The remote experience was in some ways more impactful than the traditional, partially because the number of participants in Vermont’s Azerbaijani program was reduced from eight to just four. As the only newcomer to the language, Vermont enjoyed a one-on-one learning experience with her professor, who was teaching from Baku, the capital of Azerbaijan. In addition, the sponsoring university made useful attempts to offer a parallel experience.

“They had someone come in and join the Zoom one day and have us try to buy fruits and vegetables and other items,” said Vermont, a history major and German minor who graduated from CCU after just three years. “We would have gone to the market and do it ourselves if we were there, so instead they brought the market to us. They did their best to try to immerse us, even thousands of miles away.”

While she took a “gap” year in 2020-21, Vermont has been anything but idle. In addition to completing the scholarship in the fall, she gained acceptance to Georgetown University’s master’s program in conflict resolution, partially thanks to her CLS experience, and plans to enroll in Fall 2021.

“Eventually, I’d like to work for the U.S. Department of State, focusing on transitional justice and atrocity prevention,” Vermont said.

Vermont’s interest in languages was born when she attended a Maymester study abroad trip to Berlin in 2018 with Amanda Brian, associate professor in the Department of History and associate dean of the Edwards College, and Gary Schmidt, professor and chair of the Department of Languages and Intercultural Studies and CCU CLS advisor.

“We had so many great experiences there, and it really opened my eyes to the importance and value of culture and language,” said Vermont, who declared her German minor following the trip.

Schmidt recalls being impressed with Vermont’s capacity for language acquisition, as the trip was her first experience taking German and was an accelerated course.

The idea of the CLS was prompted by Chris Gunn, associate professor in the Department of History, who also taught an undergraduate research course that introduced Vermont to details of the Bosnian civil war.
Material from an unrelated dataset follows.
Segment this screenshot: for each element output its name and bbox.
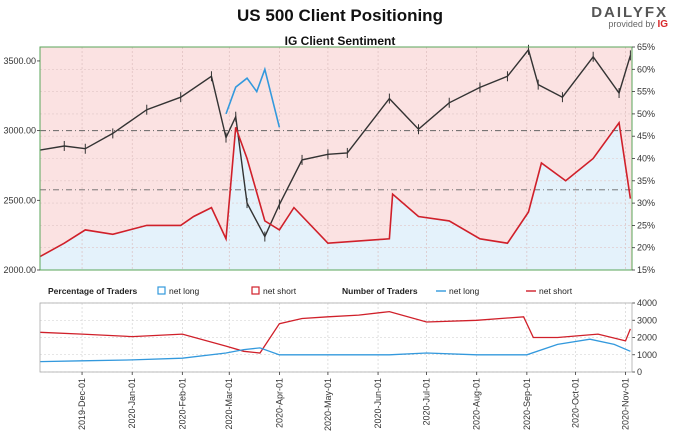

“The study of human rights violations and genocide in that course, the lack of true reconciliation in the country today – that’s what initially drew me to that region of the world,” said Vermont. “When Dr. Gunn brought up the scholarship, it seemed perfect because my interest was in Eastern Europe, and I know that after graduate school, I’ll likely end up in the Middle East. Azerbaijan is really closely related to Turkish, so then I’ll have that language that I need.”

Vermont is the second CCU student to be accepted to the CLS program. Hannah Hamelman (’18) traveled to Tajikistan in Summer 2018 with the scholarship and afterward taught English in that same country. At the request of Brian and Schmidt, Hamelman presented a workshop on the CLS application and experience for a group of interested students in

December 2019. For the 2020 program, ten CCU students applied for the scholarship, and one other student gained a spot as an alternative scholar.
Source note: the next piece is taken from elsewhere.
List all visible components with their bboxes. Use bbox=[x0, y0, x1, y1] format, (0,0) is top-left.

Perhaps on the other side of the COVID pandemic, international travel opportunities will fully resume and future CCU students, taking a page from Vermont’s playbook, will apply for and be accepted into the program. Where will Vermont be by then? Maybe Istanbul, Turkey; Geneva, Switzerland; New York, or some other location where key global diplomatic negotiations take place. Regardless of her location, though, she’ll be making her mark on the world.